Large-scale Monte Carlo simulations for the depinning transition in Ising-type lattice models

TL;DR

This paper introduces an efficient extended Monte Carlo algorithm to study the depinning transition in Ising-type lattice models, providing precise critical parameters and revealing a new universality class in the strong-disorder regime.

Contribution

The paper develops a novel extended Monte Carlo algorithm and applies it to large-scale simulations, accurately determining critical exponents and identifying a new universality class.

Findings

The EMC algorithm outperforms traditional Monte Carlo methods in efficiency.

Precise critical exponents for the depinning transition are obtained.
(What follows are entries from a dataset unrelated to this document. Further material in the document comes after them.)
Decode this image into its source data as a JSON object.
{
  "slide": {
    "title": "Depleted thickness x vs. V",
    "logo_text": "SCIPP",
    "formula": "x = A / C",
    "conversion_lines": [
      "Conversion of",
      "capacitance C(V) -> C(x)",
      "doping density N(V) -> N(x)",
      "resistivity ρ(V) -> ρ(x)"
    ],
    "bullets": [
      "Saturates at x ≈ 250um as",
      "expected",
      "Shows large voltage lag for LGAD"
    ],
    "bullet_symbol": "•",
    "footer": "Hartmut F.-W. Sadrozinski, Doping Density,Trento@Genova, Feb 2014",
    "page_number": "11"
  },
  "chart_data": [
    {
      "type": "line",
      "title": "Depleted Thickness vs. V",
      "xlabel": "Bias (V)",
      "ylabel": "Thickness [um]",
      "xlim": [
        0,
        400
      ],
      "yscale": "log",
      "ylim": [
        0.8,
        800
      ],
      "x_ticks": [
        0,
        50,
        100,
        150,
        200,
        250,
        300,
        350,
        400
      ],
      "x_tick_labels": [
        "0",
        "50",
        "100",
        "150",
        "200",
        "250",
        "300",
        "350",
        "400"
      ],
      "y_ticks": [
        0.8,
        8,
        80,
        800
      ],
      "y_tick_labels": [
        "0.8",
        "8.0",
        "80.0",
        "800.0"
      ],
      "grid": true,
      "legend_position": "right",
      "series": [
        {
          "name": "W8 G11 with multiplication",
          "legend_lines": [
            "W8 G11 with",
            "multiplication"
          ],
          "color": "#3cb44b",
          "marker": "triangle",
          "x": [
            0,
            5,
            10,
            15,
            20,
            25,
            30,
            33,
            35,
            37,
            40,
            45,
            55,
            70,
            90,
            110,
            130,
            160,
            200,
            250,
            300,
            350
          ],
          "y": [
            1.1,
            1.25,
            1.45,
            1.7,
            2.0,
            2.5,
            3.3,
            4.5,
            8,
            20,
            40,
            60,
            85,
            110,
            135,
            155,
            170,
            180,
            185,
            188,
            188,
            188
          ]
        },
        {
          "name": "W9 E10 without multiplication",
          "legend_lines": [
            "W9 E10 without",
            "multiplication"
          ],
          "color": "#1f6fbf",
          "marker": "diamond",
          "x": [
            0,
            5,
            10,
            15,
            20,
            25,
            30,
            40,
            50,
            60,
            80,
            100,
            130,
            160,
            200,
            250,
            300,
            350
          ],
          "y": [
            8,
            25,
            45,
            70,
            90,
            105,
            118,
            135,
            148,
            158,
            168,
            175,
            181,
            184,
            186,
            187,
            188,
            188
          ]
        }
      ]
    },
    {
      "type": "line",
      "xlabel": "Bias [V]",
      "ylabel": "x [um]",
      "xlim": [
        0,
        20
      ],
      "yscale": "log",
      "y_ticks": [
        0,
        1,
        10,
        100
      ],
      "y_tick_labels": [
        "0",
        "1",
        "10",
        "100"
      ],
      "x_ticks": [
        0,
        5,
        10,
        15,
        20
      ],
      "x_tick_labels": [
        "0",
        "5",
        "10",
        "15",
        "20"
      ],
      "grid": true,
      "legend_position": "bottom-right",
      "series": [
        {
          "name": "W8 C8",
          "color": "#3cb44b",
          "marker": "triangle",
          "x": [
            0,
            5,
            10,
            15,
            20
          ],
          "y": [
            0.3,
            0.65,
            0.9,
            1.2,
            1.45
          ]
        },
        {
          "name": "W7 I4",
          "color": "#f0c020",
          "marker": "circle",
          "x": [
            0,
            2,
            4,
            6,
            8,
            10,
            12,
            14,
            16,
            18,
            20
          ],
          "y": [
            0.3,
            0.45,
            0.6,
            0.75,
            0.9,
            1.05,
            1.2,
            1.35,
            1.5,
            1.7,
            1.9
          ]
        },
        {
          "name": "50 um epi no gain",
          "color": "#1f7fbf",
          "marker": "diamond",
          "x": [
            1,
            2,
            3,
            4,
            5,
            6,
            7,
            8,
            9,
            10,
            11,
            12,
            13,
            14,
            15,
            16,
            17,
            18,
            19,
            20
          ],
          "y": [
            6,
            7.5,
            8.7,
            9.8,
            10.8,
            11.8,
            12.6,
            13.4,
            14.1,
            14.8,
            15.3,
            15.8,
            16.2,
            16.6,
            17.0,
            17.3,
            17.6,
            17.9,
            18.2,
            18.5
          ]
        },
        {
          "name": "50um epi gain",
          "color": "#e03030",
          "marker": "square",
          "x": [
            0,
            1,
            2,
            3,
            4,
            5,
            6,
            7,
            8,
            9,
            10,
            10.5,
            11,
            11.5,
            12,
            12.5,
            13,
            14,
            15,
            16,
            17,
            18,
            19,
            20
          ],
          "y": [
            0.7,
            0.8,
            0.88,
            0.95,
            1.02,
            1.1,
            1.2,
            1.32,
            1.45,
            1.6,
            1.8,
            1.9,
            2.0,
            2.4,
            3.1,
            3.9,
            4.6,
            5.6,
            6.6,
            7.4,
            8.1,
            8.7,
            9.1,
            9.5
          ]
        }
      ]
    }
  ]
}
A new universality class with distinct exponents is identified in the strong-disorder regime.

Abstract

With the developed "extended Monte Calro" (EMC) algorithm, we have studied the depinning transition in Ising-type lattice models by extensive numerical simulations, taking the random-field Ising model with a driving field and the driven bond-diluted Ising model as examples. In comparison with the usual Monte Carlo method, the EMC algorithm exhibits greater efficiency of the simulations. Based on the short-time dynamic scaling form, both the transition field and critical exponents of the depinning transition are determined accurately via the large-scale simulations with the lattice size up to L = 8 912, significantly refining the results in earlier literature. In the strong-disorder regime, a new universality class of the Ising-type lattice model is unveiled with the exponents {\beta} = 0.304(5), {\nu} = 1.32(3), z = 1.12(1), and {\zeta} = 0.90(1), quite different from that of the quenched Edwards-Wilkinson equation.